By Lucy Papachristou
LONDON (Reuters) – A Russian court is considering a prosecutor’s request to designate a journalist who frequently criticises the war in Ukraine and his wife as an extremist grouping.
A spokeswoman for St Petersburg’s court system said on Telegram that a claim against former Russian TV news anchor Alexander Nevzorov and Lidia Nevzorova had been filed by the city “in defence of the interests of the Russian Federation”.
Nevzorov, 65, runs a YouTube channel with nearly 2 million subscribers where he often criticises the war in Ukraine. He and his wife fled Russia in March 2022 and now live in Europe.
The lawsuit seeks to ban the “extremist activities” of the “association” – meaning the couple – and to turn over the association’s property to the Russian state, the court spokeswoman said.
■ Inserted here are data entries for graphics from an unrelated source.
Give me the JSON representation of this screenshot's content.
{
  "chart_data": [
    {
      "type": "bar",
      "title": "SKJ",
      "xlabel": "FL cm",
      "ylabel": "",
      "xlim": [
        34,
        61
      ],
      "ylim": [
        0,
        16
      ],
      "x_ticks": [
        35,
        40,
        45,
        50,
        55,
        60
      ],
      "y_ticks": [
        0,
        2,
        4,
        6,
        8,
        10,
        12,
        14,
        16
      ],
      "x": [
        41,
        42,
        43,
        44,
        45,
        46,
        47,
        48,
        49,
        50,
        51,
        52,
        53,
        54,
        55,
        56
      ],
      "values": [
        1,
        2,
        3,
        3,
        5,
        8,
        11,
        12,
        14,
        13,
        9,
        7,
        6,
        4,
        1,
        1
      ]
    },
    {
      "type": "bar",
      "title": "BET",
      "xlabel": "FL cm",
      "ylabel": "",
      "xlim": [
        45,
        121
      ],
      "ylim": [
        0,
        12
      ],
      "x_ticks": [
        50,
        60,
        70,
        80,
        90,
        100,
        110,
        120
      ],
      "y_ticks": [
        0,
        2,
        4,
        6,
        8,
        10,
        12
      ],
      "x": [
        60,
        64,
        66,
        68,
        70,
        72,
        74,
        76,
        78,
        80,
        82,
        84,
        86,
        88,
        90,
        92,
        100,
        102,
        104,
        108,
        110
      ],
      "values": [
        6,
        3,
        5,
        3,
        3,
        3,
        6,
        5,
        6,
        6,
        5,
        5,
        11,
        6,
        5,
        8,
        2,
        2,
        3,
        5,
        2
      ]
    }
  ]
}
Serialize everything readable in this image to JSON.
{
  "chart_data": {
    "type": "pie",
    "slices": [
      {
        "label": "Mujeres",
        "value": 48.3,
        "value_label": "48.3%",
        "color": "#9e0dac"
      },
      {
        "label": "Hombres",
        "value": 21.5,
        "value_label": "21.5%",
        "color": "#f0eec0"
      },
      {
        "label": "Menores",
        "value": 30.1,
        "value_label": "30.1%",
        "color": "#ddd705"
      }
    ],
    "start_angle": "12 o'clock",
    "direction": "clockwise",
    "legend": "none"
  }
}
Nevzorov was sentenced in absentia last year to eight years by a Russian court for spreading “fake news” about Moscow’s army. He said he considered the lawsuit an escalation of authorities’ attempts to silence him.
“I am now being tested by a method that will be applied to all fully-dissenting free-thinkers, foreign agents, and other enemies of Putin’s regime,” he told Reuters in a voice message.
“They tried to negotiate with me for a long time to stop telling the truth about the war and the degradation of the country. I didn’t agree.”
Russia’s list of “extremist” groups include the Taliban, U.S. tech giant Meta, and what it calls the “LGBT movement”. The designation effectively outlaws those entities’ activities inside Russia and opens up avenues to pursue criminal cases against those perceived as associated with them.
The agency in charge of maintaining the list, Rosfinmonitoring, has the power to freeze the bank accounts of the more than 15,000 people and entities who carry the label.
The couple’s lawyer, Alexei Pryanishnikov, said that Russia has never labelled a married couple as “extremist” before.
Nevzorov, who made his name hosting the pioneering news programme “600 Seconds” as Soviet society opened up under Mikhail Gorbachev and also served in Russia’s parliament, was granted Ukrainian citizenship after publicly denouncing Russia’s invasion, calling the war a “crime” and Ukraine its victim.
His wife, Nevzorova, a publisher, said the couple has no assets left in Russia, but she feared the lawsuit could target her mother, who still lives in the country.
“They want to deprive us of our livelihood and punish us in a showy manner,” she told Reuters in a Telegram message. “And they want to take everything away from mum.”